Pädiatrische Radiologie (Kinderradiologie)

Das Aufgabengebiet der Pädiatrischen Radiologie umfasst die bildgebende Diagnostik und bildgesteuerte Therapie von Erkrankungen und Veränderungen bei Neugeborenen bis hin zu 16-jährigen Patienten.

Die Pädiatrische Radiologie hilft bei der Beantwortung von Fragestellungen in allen Organgebieten von pädiatrischer Neuroradiologie (Gehirn und Rückenmark) über Thorax (Brustkorb), Abdomen (Bauchraum) und Bewegungsapparat. Ausserdem ist sie integraler Bestandteil von Vorsorgeuntersuchungen (z.B. Ultraschall-Screening der Hüftgelenke bei Neugeborenen). Sie bietet minimal-invasive bildgesteuerte Therapiemöglichkeiten in einigen ausgesuchten Erkrankungsbildern.
Unser Institut ist von der FMH (Foederatio Medicorum Helveticorum, dem Berufsverband der Schweizer Ärzteschaft) als Weiterbildungsstätte für die Ausbildung zum Facharzt für Radiologie Kategorie A und Pädiatrische Radiologie Kategorie B akkreditiert.

Welche Untersuchungsmethoden werden verwendet?

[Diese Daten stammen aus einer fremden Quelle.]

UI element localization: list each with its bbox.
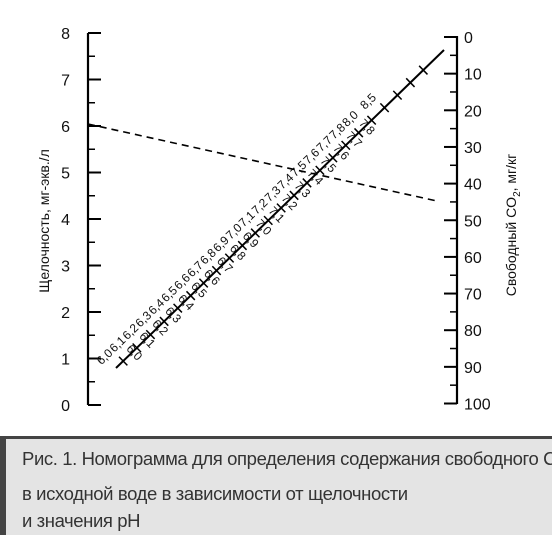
left-axis: 0 1 2 3 4 5 6 7 8 Щелочность, мг-экв./л	[36, 26, 101, 415]
ph-left-label: 8,5	[357, 90, 379, 112]
right-axis-tick-label: 90	[464, 360, 482, 377]
ph-scale-line	[115, 49, 445, 369]
caption-line-1-text: Рис. 1. Номограмма для определения содер…	[22, 448, 552, 469]
ph-scale-tick	[379, 102, 390, 113]
ph-scale-tick	[173, 303, 183, 313]
right-axis: 0 10 20 30 40 50 60 70 80 90 100 Свободный CO2, мг…	[444, 30, 523, 414]
ph-scale-tick	[392, 90, 403, 100]
ph-scale-tick	[211, 265, 222, 276]
right-axis-tick-label: 30	[464, 140, 482, 157]
left-axis-tick-label: 8	[61, 26, 70, 43]
caption-line-1: Рис. 1. Номограмма для определения содер…	[22, 445, 552, 480]
ph-scale-tick	[353, 127, 364, 138]
ph-scale-tick	[118, 356, 128, 366]
right-axis-tick-label: 60	[464, 250, 482, 267]
left-axis-tick-label: 7	[61, 73, 70, 90]
example-dashed-line	[87, 123, 438, 202]
right-axis-label-tail: , мг/кг	[503, 154, 519, 192]
ph-scale-tick	[341, 140, 351, 151]
ph-scale-tick	[132, 342, 142, 353]
ph-scale-tick	[276, 203, 286, 213]
left-axis-tick-label: 4	[61, 212, 70, 229]
ph-scale-tick	[159, 316, 169, 327]
right-axis-tick-label: 20	[464, 103, 482, 120]
figure-caption: Рис. 1. Номограмма для определения содер…	[0, 436, 552, 535]
left-axis-tick-label: 5	[61, 166, 70, 183]
ph-scale-tick	[418, 65, 429, 75]
ph-scale: 6,06,16,26,36,46,56,66,76,86,97,07,17,27…	[94, 49, 445, 369]
ph-scale-tick	[366, 115, 377, 126]
left-axis-tick-label: 0	[61, 398, 70, 415]
right-axis-tick-label: 70	[464, 287, 482, 304]
right-axis-label-sub: 2	[512, 191, 523, 197]
left-axis-label: Щелочность, мг-экв./л	[36, 149, 52, 293]
left-axis-tick-label: 6	[61, 119, 70, 136]
right-axis-label-main: Свободный CO	[503, 197, 519, 296]
ph-scale-tick	[185, 290, 196, 301]
nomogram: 0 1 2 3 4 5 6 7 8 Щелочность, мг-экв./л 0 10 20 30 4…	[36, 26, 523, 415]
ph-scale-tick	[198, 278, 209, 288]
right-axis-tick-label: 0	[464, 30, 473, 47]
caption-line-3: и значения pH	[22, 509, 141, 531]
ph-scale-tick	[145, 329, 156, 340]
right-axis-tick-label: 80	[464, 323, 482, 340]
right-axis-tick-label: 10	[464, 67, 482, 84]
ph-scale-tick	[328, 152, 338, 163]
right-axis-tick-label: 50	[464, 213, 482, 230]
left-axis-tick-label: 3	[61, 259, 70, 276]
ph-scale-tick	[315, 165, 325, 176]
right-axis-label: Свободный CO2, мг/кг	[503, 154, 523, 297]
ph-scale-tick	[302, 178, 312, 188]
ph-scale-tick	[237, 240, 248, 251]
ph-scale-tick	[250, 228, 261, 238]
left-axis-tick-label: 2	[61, 305, 70, 322]
right-axis-tick-label: 40	[464, 177, 482, 194]
ph-scale-tick	[289, 190, 299, 201]
ph-scale-tick	[224, 253, 235, 263]
left-axis-tick-label: 1	[61, 352, 70, 369]
ph-scale-tick	[405, 77, 416, 88]
ph-scale-tick	[263, 215, 273, 226]
right-axis-tick-label: 100	[464, 397, 491, 414]
caption-line-2: в исходной воде в зависимости от щелочно…	[22, 482, 408, 504]
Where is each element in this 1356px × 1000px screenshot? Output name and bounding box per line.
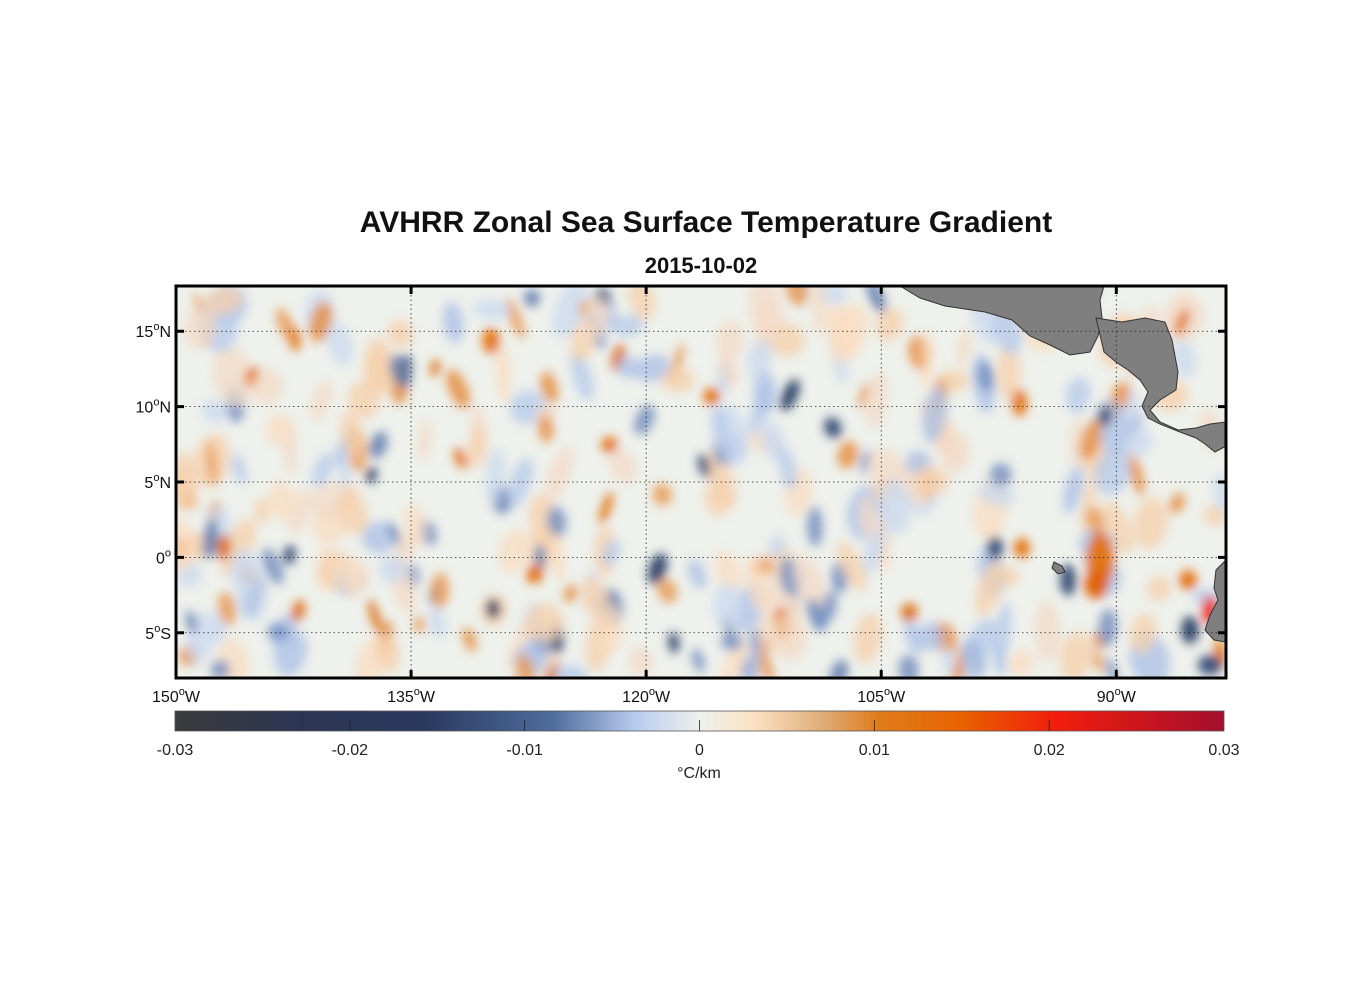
lat-tick-label: 10oN [136,397,171,417]
colorbar-unit-label: °C/km [677,765,721,782]
map-title: AVHRR Zonal Sea Surface Temperature Grad… [359,206,1053,239]
central-america-land [899,286,1105,356]
colorbar-tick-label: 0.03 [1208,742,1239,759]
lon-tick-label: 105oW [857,686,906,706]
lon-tick-label: 120oW [622,686,671,706]
colorbar-tick-label: 0.02 [1034,742,1065,759]
map-ticks: 150oW 135oW 120oW 105oW 90oW 15oN 10oN 5oN 0o 5oS [136,285,1227,706]
lon-tick-label: 135oW [387,686,436,706]
colorbar-tick-label: -0.02 [332,742,369,759]
galapagos-island [1051,561,1066,575]
lat-tick-label: 5oS [145,623,171,643]
lat-tick-label: 0o [156,547,171,567]
map-subtitle: 2015-10-02 [644,253,758,278]
colorbar-tick-label: 0.01 [859,742,890,759]
lon-tick-label: 90oW [1097,686,1137,706]
colorbar-ticks: -0.03 -0.02 -0.01 0 0.01 0.02 0.03 [157,720,1240,759]
lat-tick-label: 5oN [144,472,171,492]
central-america-isthmus [1095,317,1226,453]
lon-tick-label: 150oW [152,686,201,706]
colorbar-tick-label: -0.01 [506,742,543,759]
lat-tick-label: 15oN [136,321,171,341]
colorbar-tick-label: 0 [695,742,704,759]
colorbar-tick-label: -0.03 [157,742,194,759]
south-america-coast [1204,559,1226,643]
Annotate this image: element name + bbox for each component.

Das Leistungsspektrum für die Patientenversorgung beinhaltet in unserem Institut Röntgennativuntersuchungen, Durchleuchtungsuntersuchungen, Computertomographie (CT), Magnetresonanztomographie (MRI, MRT, Kernspintomographie), Sonographie (Ultraschall). Wir führen die Untersuchungen mit modernsten Geräten durch.
Dabei wird unter Berücksichtigung der Fragestellung die am wenigsten belastende Untersuchung gewählt. Durch den Einsatz von an Kinder angepassten Untersuchungsprotokollen verwenden wir so wenig Röntgenstrahlung wie möglich. Nicht zuletzt hat der möglichst kindgerechte Umgang bei den Untersuchungen bei uns einen hohen Stellenwert.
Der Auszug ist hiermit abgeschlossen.